23. What’s the expected timeline for the migration process?

Once the questions above are answered, you should have a clearer idea of how long the migration process will take. You can then communicate that timeline to your development team, or whoever is in charge of actually migrating the content, as well as other stakeholders and members of your leadership team.

Becker warned, “Don’t promise anything to your web development team that the blog team can’t cash for you. [At HubSpot] we needed to know how much content we could edit, review, and publish per week to work with the web dev team at that same pace and also to tell leadership how much content we were going to publish and redirect per week.”

The process took place over the course of multiple months for HubSpot. It could take less, or more, time depending on the amount of content you acquire and the number of people involved in the review process, among other factors.

24. How will you track the performance of acquired content versus native content?

When acquiring a website, the involved teams must nail down the process for migrating the content and tracking the performance of it, especially if you’ll be supplementing this acquired content with native content (ie. content created in-house).

“It’s helpful to know what share of traffic the purchased content is driving for the entire property and how that share changes every month as it grows,” Becker said. “If you’re purchasing content you want to expand on and create a strategy around, the traffic share of that content on the entire property will slowly go down but hopefully the total traffic of that content will go up.”

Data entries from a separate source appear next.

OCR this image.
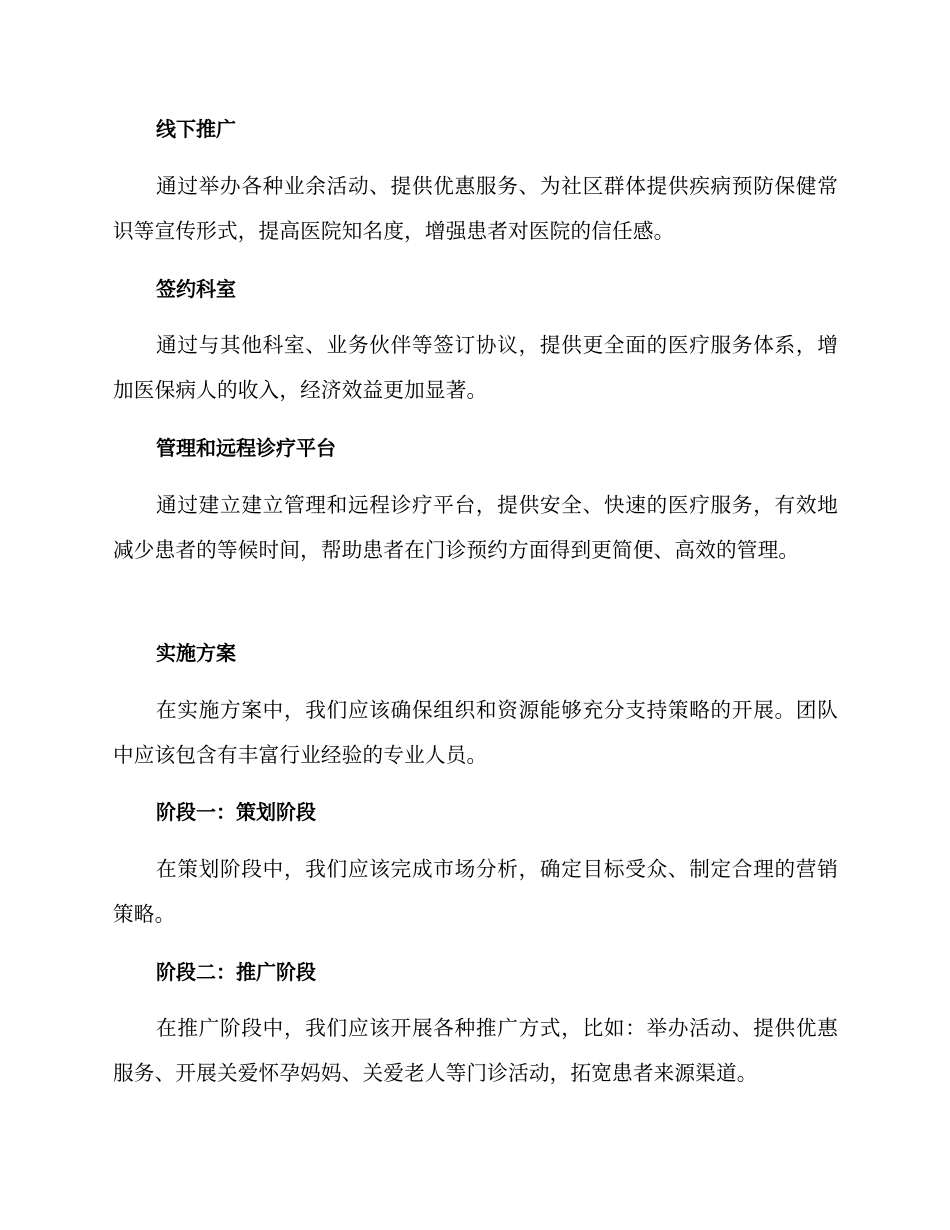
线下推广

通过举办各种业余活动、提供优惠服务、为社区群体提供疾病预防保健常识等宣传形式，提高医院知名度，增强患者对医院的信任感。

签约科室

通过与其他科室、业务伙伴等签订协议，提供更全面的医疗服务体系，增加医保病人的收入，经济效益更加显著。

管理和远程诊疗平台

通过建立建立管理和远程诊疗平台，提供安全、快速的医疗服务，有效地减少患者的等候时间，帮助患者在门诊预约方面得到更简便、高效的管理。

实施方案

在实施方案中，我们应该确保组织和资源能够充分支持策略的开展。团队中应该包含有丰富行业经验的专业人员。

阶段一：策划阶段

在策划阶段中，我们应该完成市场分析，确定目标受众、制定合理的营销策略。

阶段二：推广阶段

在推广阶段中，我们应该开展各种推广方式，比如：举办活动、提供优惠服务、开展关爱怀孕妈妈、关爱老人等门诊活动，拓宽患者来源渠道。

Perricone said this tracking was most important to the SEO and Acquisition teams because they want to know whether the acquisition was worth it. So they want to know how the acquired SourceWP content specifically is contributing to HubSpot’s traffic goals and signup goals.

While those teams care about the ROI of the website acquisition specifically, other stakeholders want to understand the performance of the blog as a whole. Perricone said, “My role was not to say whether the SourceWP acquisition was good or not, but to determine if this overall topic is growing our traffic. So I want to know and report on how WordPress is doing on our site on its own. I also want to report on WordPress traffic versus total traffic.”

Here’s an example of a graph comparing WordPress traffic versus total traffic for two months:

graph showing WordPress contributing to all website blog traffic in september and october 2021

Image Source

25. How will you communicate progress to other stakeholders?

A website acquisition will involve many stakeholders, and they’ll want to be updated throughout the process. This is especially important as the content is migrated and pushed live on the company’s website.

Perricone said it was important to communicate what their resource limitations were and how they were combating them throughout the migration. “But the focus was on the opportunity we had, not our blockers. So the messaging would basically boil down to, ‘These are our resources and writers’ bandwidths, this is what we can do with what we have, this is what we can expect as the outcome from what we have, and this is the plan for reaching our goals,’” she explained.

For example, in one email to stakeholders, Perricone explained that her team’s ability to capture MSV was based on resourcing, or how many posts they can produce, and mentioned several ways she was addressing that limiting factor, including:

  • Prioritizing high-MSV keywords to maximize impact
  • Hiring a new writer
  • Regularly meeting with members of the SEO team to ensure alignment

Ready to buy a website?

Now that we’ve covered what factors to consider before, during, and after buying a website, hopefully you feel more ready to acquire a website. Answering the questions above can help ensure you avoid some challenges that HubSpot faced — as well as reap the benefits that we did — in our own website acquisition for the Website Blog.